Don’t be fooled: brown poison frogs also have chemical defenses on their skin

Gonzalez et al. take us through their study showing that the frog genus Silverstoneia should no longer be assumed as a non-chemically defended genus.

The golden poison frog (Phyllobates terribilis). Photo by Adolfo Amézquita.

Poison frogs within the superfamily Dendrobatoidea (the superfamily of poison frogs) contains numerous species that use bright coloration to visually advertise their toxicity or unpalatability to predators. The presumably most toxic vertebrate on earth, the frog Phyllobates terribilis, with its bright yellow coloration also uses this strategy.

 

Silverstoneia punctiventris carrying two tadpoles. Photo by Pablo Palacios-Rodríguez.

However, a recent publication in Frontiers in Zoology demonstrated the presence of toxic alkaloids and possibly repellent smells in a brown little frog from the same superfamily, which was thought by decades to lack chemical defenses. This finding shows how little we know about chemical defenses in cryptically colored species (e. g. brownish) and increases the chemodiversity of compounds found in poison frogs.

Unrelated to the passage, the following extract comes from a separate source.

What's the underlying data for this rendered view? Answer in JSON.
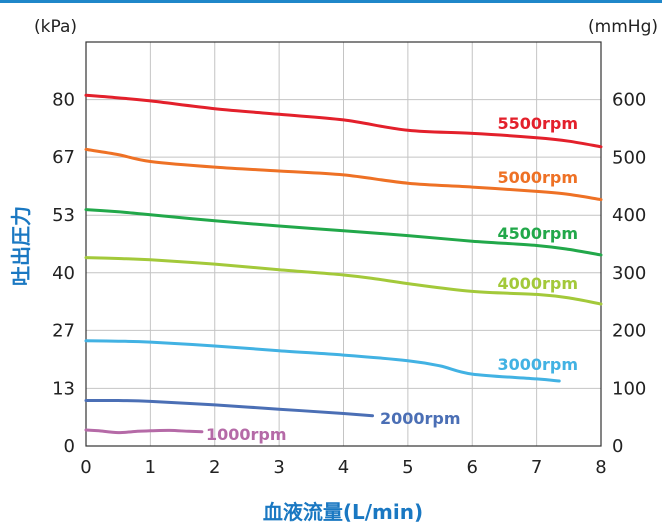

Have you ever wondered what is the smell of a poison frog? Well, we can tell you that it’s like nothing any of us had ever smelled before—so we were determined to find out what made up that very unique smell.

We used a headspace technique (HS-SPME/GC-MS) to characterize the smell of Silverstoneia punctiventris, an endemic poison frog from Colombia. The smell is composed of a mixture of 6 toxic alkaloids and 20 volatile organic compounds (VOC) reported for the very first time in this species and the complete superfamily. This technique allowed a simultaneous analysis of alkaloids and VOCs, in contrast with previous analysis in other species exclusively focused on alkaloid profiles. The alkaloids detected are known to be harmful to predators, thanks to their toxic effects and bitter taste.

Compounds extracted from Silverstoneia punctiventris

 

In the same way as bright coloration could be a useful visual signal to advertise toxicity, a bad smell could be a useful olfactory signal to advertise toxicity.

The characterization of the smell of this less colorful frog incorporates a new olfactory dimension of chemical defense in dendrobatids, where frogs’ smells could be airborne transported and perceived by distance (without contact). In the same way, as bright coloration could be a useful visual signal to advertise toxicity, a bad smell (whatever that means to a predator) could be a useful olfactory signal to advertise toxicity. Possible behavioral functions proposed in this article need to be verified in the future. In addition, surveys of the volatilome in other dendrobatids will be essential to examine our hypotheses. Right now, we know that humans (as potential predators) can detect, at least, some poison frogs’ volatiles. Indeed, the motivation of the authors to characterize this cryptic frog volatilome came from observations, or better, smells from field work after manipulating the frogs.

In the meantime, the undeniable truth is that, in opposition to what was thought some decades before, not always the most colorful poison frogs are more toxic, and we need to gain more knowledge about the biology and the chemistry about brownish dendrobatid frogs. Fighting against this color bias of how science is performed within this field will lead to discovering more secrets, as those who have been recently uncovered from S. punctiventris.